Langjökull (Langjokull) Glacier, “The Long Glacier” (1,360 m, 4,460 ft.) is the second largest in Iceland. It has an area of about 950 km² and most of it rises between 1,200 and 1,300 m above sea level. It rests on a massif of hyaloclastite mountains. They rise highest under Langjokull’s southern and northern parts, but have not yet been researched thoroughly.

Four counties meet in Langjokull area: Árnessýsla (Arnessysla), Borgarfjarðarsýsla (Borgarfjardarsysla), Mýrarsýsla (Myrarsysla) and Húnavatnssýsla (Hunavatnssysla).

The Iceland Glaciological Society owns a hut at the foot of the nunatak Fjallkirkjan (1,228 m). Many glacier snouts crawl down to the lower lying areas and each of them has a name.

There are three smaller glaciers around the big one:  to the northwest is Eiríksjökull (Eiriksjokull), to the south is Þórisjökull (Thorisjokull) and to the east is Hrútfell (Hrutfell).

Two of the bigger highland tracks lead alongside this glacier: Kaldidalur Highland road and Kjölur (Kjolur) Highland road. Kaldidalur is between Langjokull and the glacier Ok in the west, whereas Kjölur lies between Langjokull and Hofsjokull in the east.

Very little water runs from The Long Glacier on the surface. However, by sub-surface streams, Langjokull supplies Þingvallavatn (Thingvallavatn), the largest natural lake of the country, and the lakes to the North and geothermal areas in the West and the Geysir area as well.

The Langjokull central volcano lies at the northern end of an active volcanic zone that extends to the NE from the Reykjanes Peninsula. Langjokull volcano occupies the NE half of the massive Langjokull icecap, east of the prominent Pleistocene table mountain, Eiriksjokull. A summit caldera lies beneath the ice. Several shield volcanoes have been constructed along flank fissure zones, and postglacial lava flows flank Langjokull on the northern, western, and eastern sides. One of the most prominent of these is a small shield volcano that was formed at the site of the massive Hallmundahraun lava flow, which covers 200 sq. km, and which erupted shortly after 900 AD.

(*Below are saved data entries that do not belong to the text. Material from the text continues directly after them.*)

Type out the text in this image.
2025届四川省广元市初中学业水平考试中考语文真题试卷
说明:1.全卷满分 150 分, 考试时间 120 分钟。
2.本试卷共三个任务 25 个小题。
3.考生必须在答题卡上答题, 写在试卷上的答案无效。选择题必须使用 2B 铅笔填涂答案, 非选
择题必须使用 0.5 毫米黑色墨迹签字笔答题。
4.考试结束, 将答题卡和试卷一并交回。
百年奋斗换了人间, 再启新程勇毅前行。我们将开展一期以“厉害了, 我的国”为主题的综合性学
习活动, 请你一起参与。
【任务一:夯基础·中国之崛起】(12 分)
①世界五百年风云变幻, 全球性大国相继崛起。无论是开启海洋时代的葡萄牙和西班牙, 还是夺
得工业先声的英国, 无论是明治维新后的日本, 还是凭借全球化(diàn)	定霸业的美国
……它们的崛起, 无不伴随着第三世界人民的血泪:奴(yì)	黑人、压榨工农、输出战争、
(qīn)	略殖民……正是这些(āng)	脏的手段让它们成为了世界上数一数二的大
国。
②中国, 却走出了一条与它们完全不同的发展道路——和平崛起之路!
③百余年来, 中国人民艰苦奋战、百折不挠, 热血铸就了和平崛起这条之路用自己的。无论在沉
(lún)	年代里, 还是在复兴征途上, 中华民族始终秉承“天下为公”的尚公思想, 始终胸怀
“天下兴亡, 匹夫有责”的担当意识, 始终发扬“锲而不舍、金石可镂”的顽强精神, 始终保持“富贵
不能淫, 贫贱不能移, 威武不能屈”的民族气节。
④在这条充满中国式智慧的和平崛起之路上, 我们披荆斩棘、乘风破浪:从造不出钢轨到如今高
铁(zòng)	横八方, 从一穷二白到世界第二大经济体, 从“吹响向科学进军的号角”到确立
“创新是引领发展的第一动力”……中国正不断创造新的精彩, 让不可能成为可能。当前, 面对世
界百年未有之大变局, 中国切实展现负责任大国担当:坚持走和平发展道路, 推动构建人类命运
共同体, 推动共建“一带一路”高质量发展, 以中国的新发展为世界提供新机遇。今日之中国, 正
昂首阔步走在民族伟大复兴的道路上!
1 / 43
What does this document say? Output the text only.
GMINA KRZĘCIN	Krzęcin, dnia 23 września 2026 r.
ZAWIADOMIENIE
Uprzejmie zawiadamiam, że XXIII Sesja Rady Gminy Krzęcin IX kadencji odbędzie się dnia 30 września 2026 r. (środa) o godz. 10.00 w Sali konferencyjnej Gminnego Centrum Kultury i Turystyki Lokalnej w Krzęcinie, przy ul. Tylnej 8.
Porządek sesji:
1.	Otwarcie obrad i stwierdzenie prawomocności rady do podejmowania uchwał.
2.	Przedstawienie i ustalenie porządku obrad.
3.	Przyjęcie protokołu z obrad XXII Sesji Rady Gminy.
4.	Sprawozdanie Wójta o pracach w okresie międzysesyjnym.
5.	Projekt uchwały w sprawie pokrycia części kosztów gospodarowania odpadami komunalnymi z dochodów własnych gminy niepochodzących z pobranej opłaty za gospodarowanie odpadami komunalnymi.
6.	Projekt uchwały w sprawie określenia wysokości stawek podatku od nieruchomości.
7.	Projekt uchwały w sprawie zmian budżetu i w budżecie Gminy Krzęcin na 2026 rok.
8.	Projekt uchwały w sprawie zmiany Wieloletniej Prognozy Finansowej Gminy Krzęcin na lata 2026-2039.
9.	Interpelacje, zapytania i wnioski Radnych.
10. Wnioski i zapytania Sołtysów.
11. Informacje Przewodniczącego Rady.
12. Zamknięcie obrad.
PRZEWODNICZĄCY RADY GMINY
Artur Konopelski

The Geysir geothermal area, containing Iceland's largest geysers, lies in the Haukadalur basin, near the southern end of the lengthy fissure system extending from Langjokull central volcano. Some of the most exceptional natural phenomena of Iceland can be seen there, including the geysers Strokkur and Geysir, hot spring Blesi with its beautiful surreal colours, as well as other geothermal features on Laugarfjall rhyolitic dome.

Organized snowmobile and snow scooter tours are available on Langjokull glacier.